Then use this algorithm to initialize the means for the EM algorithm. For this notice that `em_algorithm` accepts an optional input for the initial means.

Also, notice that the sklearn's implementation of the EM algorithm can take this initialization into account. Can you look through the documentation and find out what lines should be changed when we used sklearn before? This would be very useful for testing and comparing your implementation above.

In [None]:
# YOUR CODE HERE
# END CODE

<b>Question:</b> Why can we use Lloyd's algorithm to initialize the EM algorithm? Does it (always) give a better final clustering? If so, why is that the case?

# Clustering digits
Last week, we performed clustering of digits by the use of Lloyds algorithm. Now, we try the same with the EM clustering algorithm. The following code imports the data set:


In [None]:
import torchvision.datasets as datasets
mnist_trainset = datasets.MNIST(root='./data', train=True, download=True, transform=None)

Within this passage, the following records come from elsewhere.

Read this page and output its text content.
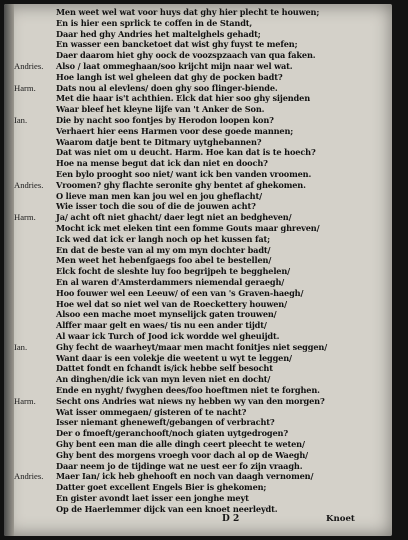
Men weet wel wat voor huys dat ghy hier plecht te houwen;
En is hier een sprlick te coffen in de Standt,
Daar hed ghy Andries het maltelghels gehadt;
En wasser een bancketoet dat wist ghy fuyst te mefen;
Daer daarom hiet ghy oock de voozspzaach van qua faken.
Andries.	Also / laat ommeghaan/soo krijcht mijn naar wel wat.
Hoe langh ist wel gheleen dat ghy de pocken badt?
Harm.	Dats nou al elevlens/ doen ghy soo flinger-biende.
Met die haar is't achthien. Elck dat hier soo ghy sijenden
Waar bleef het kleyne lijfe van 't Anker de Son.
Ian.	Die by nacht soo fontjes by Herodon loopen kon?
Verhaert hier eens Harmen voor dese goede mannen;
Waarom datje bent te Ditmary uytghebannen?
Dat was niet om u deucht. Harm. Hoe kan dat is te hoech?
Hoe na mense begut dat ick dan niet en dooch?
Een bylo prooght soo niet/ want ick ben vanden vroomen.
Andries.	Vroomen? ghy flachte seronite ghy bentet af ghekomen.
O lieve man men kan jou wel en jou gheflacht/
Wie isser toch die sou of die de jouwen acht?
Harm.	Ja/ acht oft niet ghacht/ daer legt niet an bedgheven/
Mocht ick met eleken tint een fomme Gouts maar ghreven/
Ick wed dat ick er langh noch op het kussen fat;
En dat de beste van al my om myn dochter badt/
Men weet het hebenfgaegs foo abel te bestellen/
Elck focht de sleshte luy foo begrijpeh te begghelen/
En al waren d'Amsterdammers niemendal geraegh/
Hoo fouwer wel een Leeuw/ of een van 's Graven-haegh/
Hoe wel dat so niet wel van de Roeckettery houwen/
Alsoo een mache moet mynselijck gaten trouwen/
Alffer maar gelt en waes/ tis nu een ander tijdt/
Al waar ick Turch of Jood ick wordde wel gheuijdt.
Ian.	Ghy fecht de waarheyt/maar men macht fonitjes niet seggen/
Want daar is een volekje die weetent u wyt te leggen/
Dattet fondt en fchandt is/ick hebbe self besocht
An dinghen/die ick van myn leven niet en docht/
Ende en nyght/ fwyghen dees/foo hoeftmen niet te forghen.
Harm.	Secht ons Andries wat niews ny hebben wy van den morgen?
Wat isser ommegaen/ gisteren of te nacht?
Isser niemant gheneweft/gebangen of verbracht?
Der o fmoeft/geranchooft/noch giaten uytgedrogen?
Ghy bent een man die alle dingh ceert pleecht te weten/
Ghy bent des morgens vroegh voor dach al op de Waegh/
Daar neem jo de tijdinge wat ne uest eer fo zijn vraagh.
Andries.	Maer Ian/ ick heb ghehooft en noch van daagh vernomen/
Datter goet excellent Engels Bier is ghekomen;
En gister avondt laet isser een jonghe meyt
Op de Haerlemmer dijck van een knoet neerleydt.
D 2	Knoet
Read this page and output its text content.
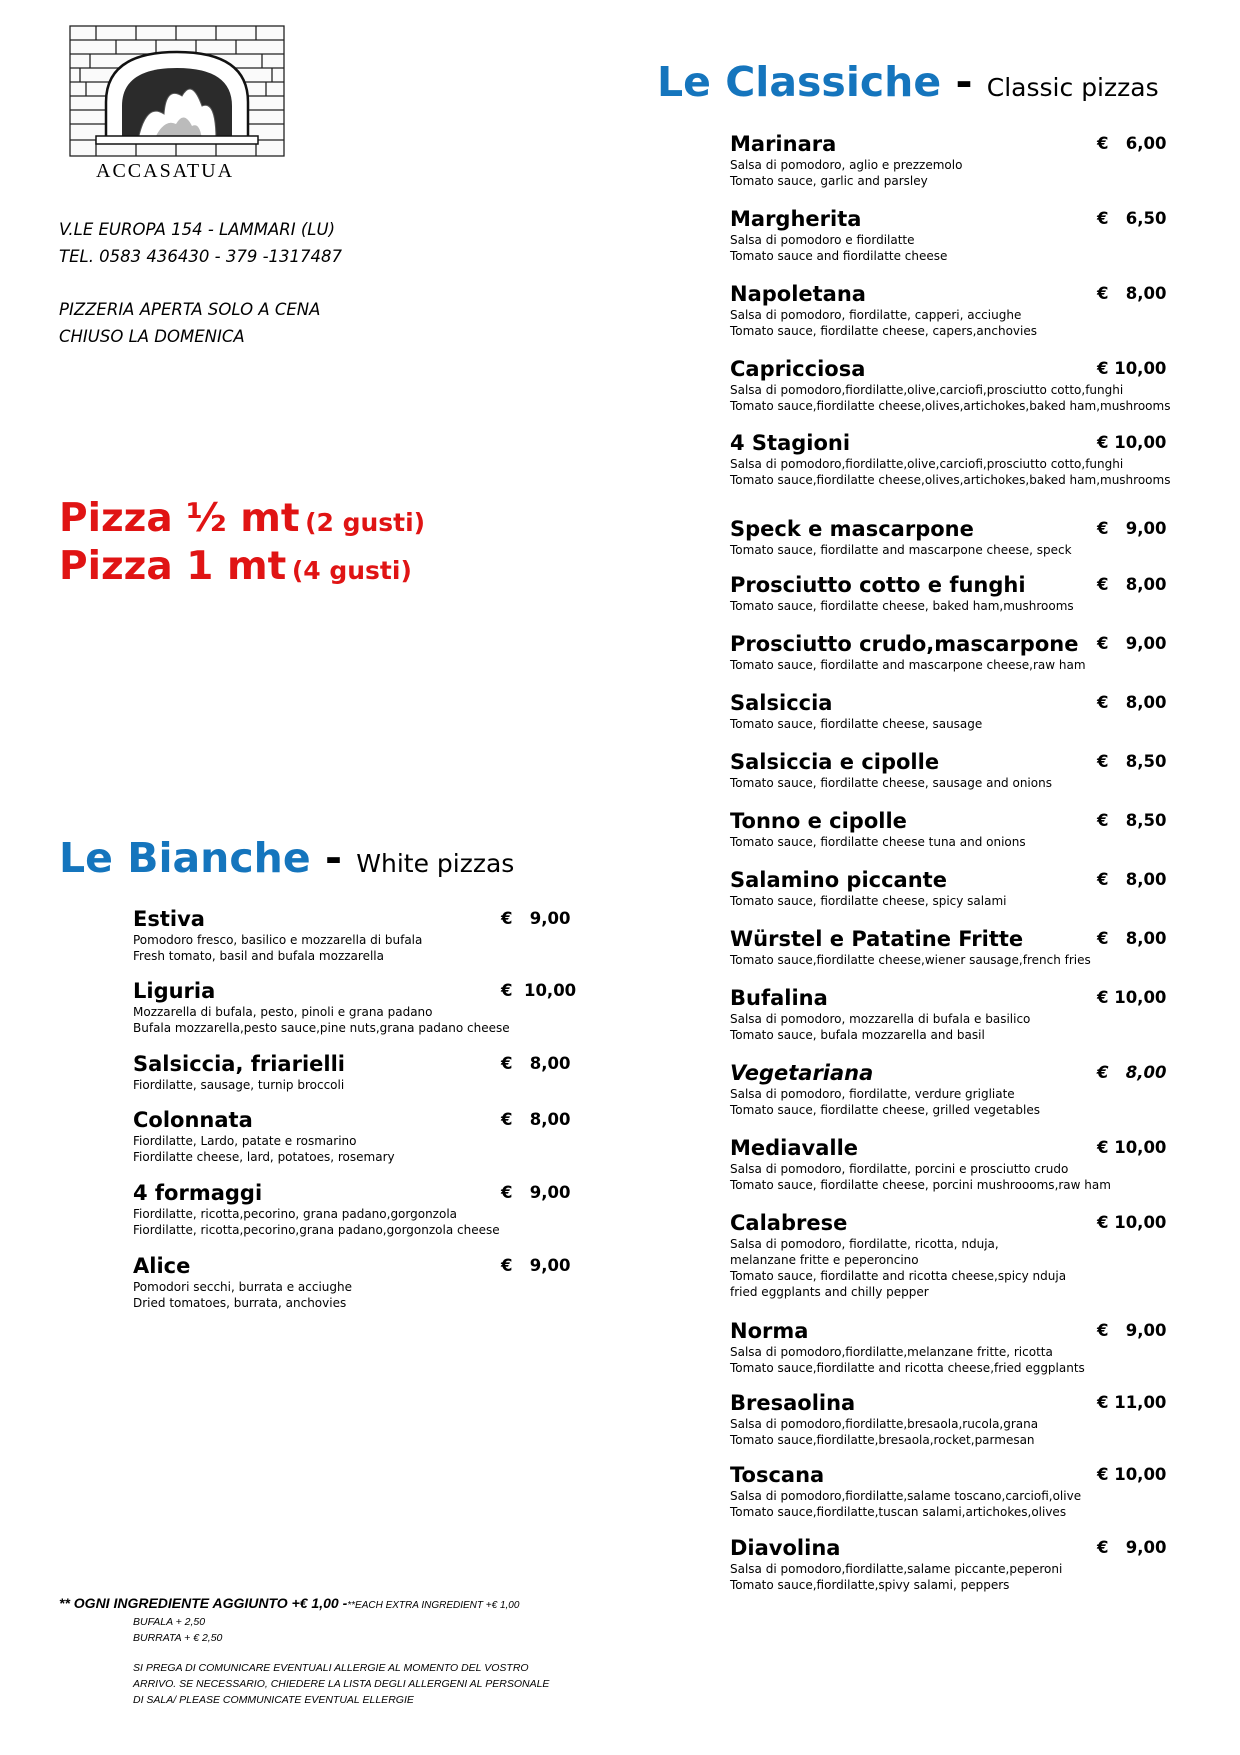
ACCASATUA
V.LE EUROPA 154 - LAMMARI (LU)
TEL. 0583 436430 - 379 -1317487
PIZZERIA APERTA SOLO A CENA
CHIUSO LA DOMENICA
Pizza ½ mt (2 gusti)
Pizza 1 mt (4 gusti)
Le Classiche - Classic pizzas
Marinara	€   6,00
Salsa di pomodoro, aglio e prezzemolo
Tomato sauce, garlic and parsley
Margherita	€   6,50
Salsa di pomodoro e fiordilatte
Tomato sauce and fiordilatte cheese
Napoletana	€   8,00
Salsa di pomodoro, fiordilatte, capperi, acciughe
Tomato sauce, fiordilatte cheese, capers,anchovies
Capricciosa	€ 10,00
Salsa di pomodoro,fiordilatte,olive,carciofi,prosciutto cotto,funghi
Tomato sauce,fiordilatte cheese,olives,artichokes,baked ham,mushrooms
4 Stagioni	€ 10,00
Salsa di pomodoro,fiordilatte,olive,carciofi,prosciutto cotto,funghi
Tomato sauce,fiordilatte cheese,olives,artichokes,baked ham,mushrooms
Speck e mascarpone	€   9,00
Tomato sauce, fiordilatte and mascarpone cheese, speck
Prosciutto cotto e funghi	€   8,00
Tomato sauce, fiordilatte cheese, baked ham,mushrooms
Prosciutto crudo,mascarpone	€   9,00
Tomato sauce, fiordilatte and mascarpone cheese,raw ham
Salsiccia	€   8,00
Tomato sauce, fiordilatte cheese, sausage
Salsiccia e cipolle	€   8,50
Tomato sauce, fiordilatte cheese, sausage and onions
Tonno e cipolle	€   8,50
Tomato sauce, fiordilatte cheese tuna and onions
Salamino piccante	€   8,00
Tomato sauce, fiordilatte cheese, spicy salami
Würstel e Patatine Fritte	€   8,00
Tomato sauce,fiordilatte cheese,wiener sausage,french fries
Bufalina	€ 10,00
Salsa di pomodoro, mozzarella di bufala e basilico
Tomato sauce, bufala mozzarella and basil
Vegetariana	€   8,00
Salsa di pomodoro, fiordilatte, verdure grigliate
Tomato sauce, fiordilatte cheese, grilled vegetables
Mediavalle	€ 10,00
Salsa di pomodoro, fiordilatte, porcini e prosciutto crudo
Tomato sauce, fiordilatte cheese, porcini mushroooms,raw ham
Calabrese	€ 10,00
Salsa di pomodoro, fiordilatte, ricotta, nduja,
melanzane fritte e peperoncino
Tomato sauce, fiordilatte and ricotta cheese,spicy nduja
fried eggplants and chilly pepper
Norma	€   9,00
Salsa di pomodoro,fiordilatte,melanzane fritte, ricotta
Tomato sauce,fiordilatte and ricotta cheese,fried eggplants
Bresaolina	€ 11,00
Salsa di pomodoro,fiordilatte,bresaola,rucola,grana
Tomato sauce,fiordilatte,bresaola,rocket,parmesan
Toscana	€ 10,00
Salsa di pomodoro,fiordilatte,salame toscano,carciofi,olive
Tomato sauce,fiordilatte,tuscan salami,artichokes,olives
Diavolina	€   9,00
Salsa di pomodoro,fiordilatte,salame piccante,peperoni
Tomato sauce,fiordilatte,spivy salami, peppers
Le Bianche - White pizzas
Estiva	€   9,00
Pomodoro fresco, basilico e mozzarella di bufala
Fresh tomato, basil and bufala mozzarella
Liguria	€  10,00
Mozzarella di bufala, pesto, pinoli e grana padano
Bufala mozzarella,pesto sauce,pine nuts,grana padano cheese
Salsiccia, friarielli	€   8,00
Fiordilatte, sausage, turnip broccoli
Colonnata	€   8,00
Fiordilatte, Lardo, patate e rosmarino
Fiordilatte cheese, lard, potatoes, rosemary
4 formaggi	€   9,00
Fiordilatte, ricotta,pecorino, grana padano,gorgonzola
Fiordilatte, ricotta,pecorino,grana padano,gorgonzola cheese
Alice	€   9,00
Pomodori secchi, burrata e acciughe
Dried tomatoes, burrata, anchovies
** OGNI INGREDIENTE AGGIUNTO +€ 1,00 -**EACH EXTRA INGREDIENT +€ 1,00
BUFALA + 2,50
BURRATA + € 2,50
SI PREGA DI COMUNICARE EVENTUALI ALLERGIE AL MOMENTO DEL VOSTRO
ARRIVO. SE NECESSARIO, CHIEDERE LA LISTA DEGLI ALLERGENI AL PERSONALE
DI SALA/ PLEASE COMMUNICATE EVENTUAL ELLERGIE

X = mnist_trainset.train_data.numpy().reshape((60000, 28*28))
y = mnist_trainset.train_labels.numpy()

print(X.shape)

The following code runs the Expectation Maimization algorithm on 5000 images from the MNIST dataset. It then visualizes the found centroids. 

In [None]:
from sklearn.mixture import GaussianMixture as EM
import matplotlib.pyplot as plt

# One cluster for each digit
k = 10

# Run EM algorithm on 1000 images from the MNIST dataset. 

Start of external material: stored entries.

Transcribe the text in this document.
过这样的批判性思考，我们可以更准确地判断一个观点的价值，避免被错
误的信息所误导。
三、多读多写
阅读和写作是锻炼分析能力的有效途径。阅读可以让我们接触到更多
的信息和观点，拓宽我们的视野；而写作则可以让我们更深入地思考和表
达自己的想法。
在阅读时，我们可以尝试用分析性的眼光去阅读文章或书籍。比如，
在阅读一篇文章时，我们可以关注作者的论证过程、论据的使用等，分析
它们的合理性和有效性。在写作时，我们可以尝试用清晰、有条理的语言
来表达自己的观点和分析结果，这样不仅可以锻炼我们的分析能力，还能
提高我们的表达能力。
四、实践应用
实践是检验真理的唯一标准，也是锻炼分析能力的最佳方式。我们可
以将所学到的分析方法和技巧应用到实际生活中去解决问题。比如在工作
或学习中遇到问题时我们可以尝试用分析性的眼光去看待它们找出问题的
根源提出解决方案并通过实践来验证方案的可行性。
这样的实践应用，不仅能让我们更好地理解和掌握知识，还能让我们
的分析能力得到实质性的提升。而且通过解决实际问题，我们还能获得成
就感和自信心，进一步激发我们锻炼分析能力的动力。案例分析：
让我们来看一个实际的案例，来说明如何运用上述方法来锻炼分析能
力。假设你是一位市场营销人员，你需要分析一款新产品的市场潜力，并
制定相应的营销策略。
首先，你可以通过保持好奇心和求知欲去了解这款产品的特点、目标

expectation_maximization = EM(n_components=k, max_iter=10, init_params='kmeans', covariance_type='diag', verbose=1, verbose_interval =1).fit(X)
print(expectation_maximization.score(X[:1000]))

means = expectation_maximization.means_
covs = expectation_maximization.covariances_
      
print(means.shape)
fig, ax = plt.subplots(1, k, figsize=(8, 1))

for i in range(k):
    ax[i].imshow(means[i].reshape(28, 28), cmap='gray')
    
plt.show()

<b>Question 1: </b>Why do the centroids look like images of digits? 
    
A particularly cool thing about representing a clustering as probability distributions is that it is possible to sample points from them! This way you can generate *new* images of digits. A similar idea lies behind some of the new cool techniques for generation of images such as variational autoencoders. Lets try sampling!

We have implemented a function to do this for you:

In [None]:
from scipy.stats import multivariate_normal
import numpy as np

def sample(means, covs, num):
    mean = means[num]
    cov = covs[num]
     
    fig, ax = plt.subplots(1, 10, figsize=(8, 1))
    
    for i in range(10):
        img = multivariate_normal.rvs(mean=mean, cov=cov) # draw random sample   
        ax[i].imshow(img.reshape(28, 28), cmap='gray') # draw the random sample
    plt.show()

sample(means, covs, 5)  ##Try changing the number